Principle #2: Protein is the most important macronutrient to get right.
Why? Two reasons.
Reason #1: It helps you eat less, without feeling so hungry.
Research consistently shows that protein helps you feel full longer and, as a result, lose weight.
That’s, in part, because it takes longer for the body to break down protein than carbs or fat.
Protein also stimulates the release of satiety hormones in the gut.1,2
So when you eat protein, you naturally tend to eat less.
And it makes a big difference. Doubling your protein intake could help you to spontaneously consume 400 fewer calories a day. For reference, that’s roughly the number of calories in 1 ½ cups of ice cream
Reason #2: Protein makes it easier to build and maintain muscle.
Without adequate protein, our bodies just can’t function well. We need amino acids (protein’s building blocks) to produce important molecules like enzymes, hormones, neurotransmitters, and antibodies.
So when we don’t eat enough protein, our bodies plunder it from elsewhere, like our muscles, resulting in muscle loss.
This is especially true if we’re eating fewer calories than we’re burning.
On the flip side, a high-protein diet seems to maximize muscle protein synthesis, which should lead to more muscle gain for people who are strength training and consuming enough calories.

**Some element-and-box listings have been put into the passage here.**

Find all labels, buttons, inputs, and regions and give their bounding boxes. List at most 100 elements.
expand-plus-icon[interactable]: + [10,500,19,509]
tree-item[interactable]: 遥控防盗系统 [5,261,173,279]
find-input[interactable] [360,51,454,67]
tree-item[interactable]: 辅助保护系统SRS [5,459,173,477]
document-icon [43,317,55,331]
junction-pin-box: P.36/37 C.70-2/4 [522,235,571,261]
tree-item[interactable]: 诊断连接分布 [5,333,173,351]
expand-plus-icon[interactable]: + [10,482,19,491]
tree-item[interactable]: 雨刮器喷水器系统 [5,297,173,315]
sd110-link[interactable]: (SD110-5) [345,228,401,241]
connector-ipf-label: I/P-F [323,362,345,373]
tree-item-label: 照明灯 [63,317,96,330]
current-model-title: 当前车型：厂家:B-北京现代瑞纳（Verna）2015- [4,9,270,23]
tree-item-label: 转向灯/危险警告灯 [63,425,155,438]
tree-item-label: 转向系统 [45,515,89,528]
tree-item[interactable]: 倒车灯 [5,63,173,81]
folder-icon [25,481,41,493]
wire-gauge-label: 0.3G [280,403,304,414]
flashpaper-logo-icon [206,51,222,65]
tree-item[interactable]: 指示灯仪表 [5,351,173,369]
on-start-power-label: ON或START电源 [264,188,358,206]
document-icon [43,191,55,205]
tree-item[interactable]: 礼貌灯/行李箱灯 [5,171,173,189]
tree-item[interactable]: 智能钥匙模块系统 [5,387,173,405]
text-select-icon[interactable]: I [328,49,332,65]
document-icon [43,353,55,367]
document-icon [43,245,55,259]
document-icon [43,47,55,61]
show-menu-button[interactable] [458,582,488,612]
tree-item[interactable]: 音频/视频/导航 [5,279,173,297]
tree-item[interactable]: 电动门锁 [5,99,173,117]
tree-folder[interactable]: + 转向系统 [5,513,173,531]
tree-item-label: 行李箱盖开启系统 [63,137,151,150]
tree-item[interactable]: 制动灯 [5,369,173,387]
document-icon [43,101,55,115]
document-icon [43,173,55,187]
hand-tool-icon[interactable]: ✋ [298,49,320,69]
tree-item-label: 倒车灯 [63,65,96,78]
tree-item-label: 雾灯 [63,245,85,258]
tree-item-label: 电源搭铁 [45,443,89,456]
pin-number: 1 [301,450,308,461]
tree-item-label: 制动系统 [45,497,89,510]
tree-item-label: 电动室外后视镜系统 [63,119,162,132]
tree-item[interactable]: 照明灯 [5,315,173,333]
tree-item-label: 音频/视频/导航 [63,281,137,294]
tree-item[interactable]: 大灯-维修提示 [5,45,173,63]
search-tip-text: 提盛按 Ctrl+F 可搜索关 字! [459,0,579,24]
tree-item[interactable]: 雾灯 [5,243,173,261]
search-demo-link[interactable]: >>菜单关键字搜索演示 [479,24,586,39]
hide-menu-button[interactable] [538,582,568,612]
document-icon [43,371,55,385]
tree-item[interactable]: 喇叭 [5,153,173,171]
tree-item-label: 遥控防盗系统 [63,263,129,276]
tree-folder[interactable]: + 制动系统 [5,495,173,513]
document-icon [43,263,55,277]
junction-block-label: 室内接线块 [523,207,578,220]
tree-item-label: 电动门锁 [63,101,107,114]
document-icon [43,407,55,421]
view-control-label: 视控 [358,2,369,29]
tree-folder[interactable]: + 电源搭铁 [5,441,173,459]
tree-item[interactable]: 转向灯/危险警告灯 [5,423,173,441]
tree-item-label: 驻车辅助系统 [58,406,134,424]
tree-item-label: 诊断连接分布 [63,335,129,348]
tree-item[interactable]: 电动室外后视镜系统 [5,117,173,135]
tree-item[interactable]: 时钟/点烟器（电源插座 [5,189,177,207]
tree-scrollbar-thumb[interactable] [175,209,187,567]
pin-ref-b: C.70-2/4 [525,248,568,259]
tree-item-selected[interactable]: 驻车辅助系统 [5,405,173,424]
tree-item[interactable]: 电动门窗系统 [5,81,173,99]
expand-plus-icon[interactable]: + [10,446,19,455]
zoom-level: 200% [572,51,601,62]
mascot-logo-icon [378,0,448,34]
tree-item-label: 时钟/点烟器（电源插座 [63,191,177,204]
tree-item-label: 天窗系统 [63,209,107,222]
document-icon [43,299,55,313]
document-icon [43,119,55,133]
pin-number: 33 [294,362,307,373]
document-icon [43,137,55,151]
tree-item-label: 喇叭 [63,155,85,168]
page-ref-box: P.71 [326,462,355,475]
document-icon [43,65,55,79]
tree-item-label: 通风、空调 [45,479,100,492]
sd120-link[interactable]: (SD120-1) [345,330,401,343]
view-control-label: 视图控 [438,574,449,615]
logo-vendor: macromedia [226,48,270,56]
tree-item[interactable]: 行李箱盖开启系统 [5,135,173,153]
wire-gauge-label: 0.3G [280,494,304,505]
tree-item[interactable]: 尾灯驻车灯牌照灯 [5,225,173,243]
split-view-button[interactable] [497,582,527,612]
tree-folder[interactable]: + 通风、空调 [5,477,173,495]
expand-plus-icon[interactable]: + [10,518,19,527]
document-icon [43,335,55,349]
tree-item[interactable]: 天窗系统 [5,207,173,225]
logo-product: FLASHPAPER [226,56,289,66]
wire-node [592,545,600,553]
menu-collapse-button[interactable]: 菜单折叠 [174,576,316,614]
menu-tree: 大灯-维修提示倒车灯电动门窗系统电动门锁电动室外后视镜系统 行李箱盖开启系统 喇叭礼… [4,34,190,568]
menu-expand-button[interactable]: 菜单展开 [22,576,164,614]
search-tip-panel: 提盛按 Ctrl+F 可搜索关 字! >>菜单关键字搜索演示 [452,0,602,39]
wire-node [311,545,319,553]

This is probably one of the reasons high-protein diets are better for improving body composition than normal or low-protein diets.
A review of 38 studies found that, for people who are out of shape, consuming extra protein won’t magically build any muscle—no surprises there. But for people who are really pushing themselves in the gym, eating more protein seems to boost their results, helping them gain even more muscle.4,5
What does this mean for you?
The right amount of protein for each person varies on a number of factors such as age, gender, and goals.
Someone interested in packing on muscle for a bodybuilding competition might aim for as many as 50 grams of protein (or about two palm-size portions of meat) at every meal. Someone hoping to work off 20 extra pounds is going to need much less than that.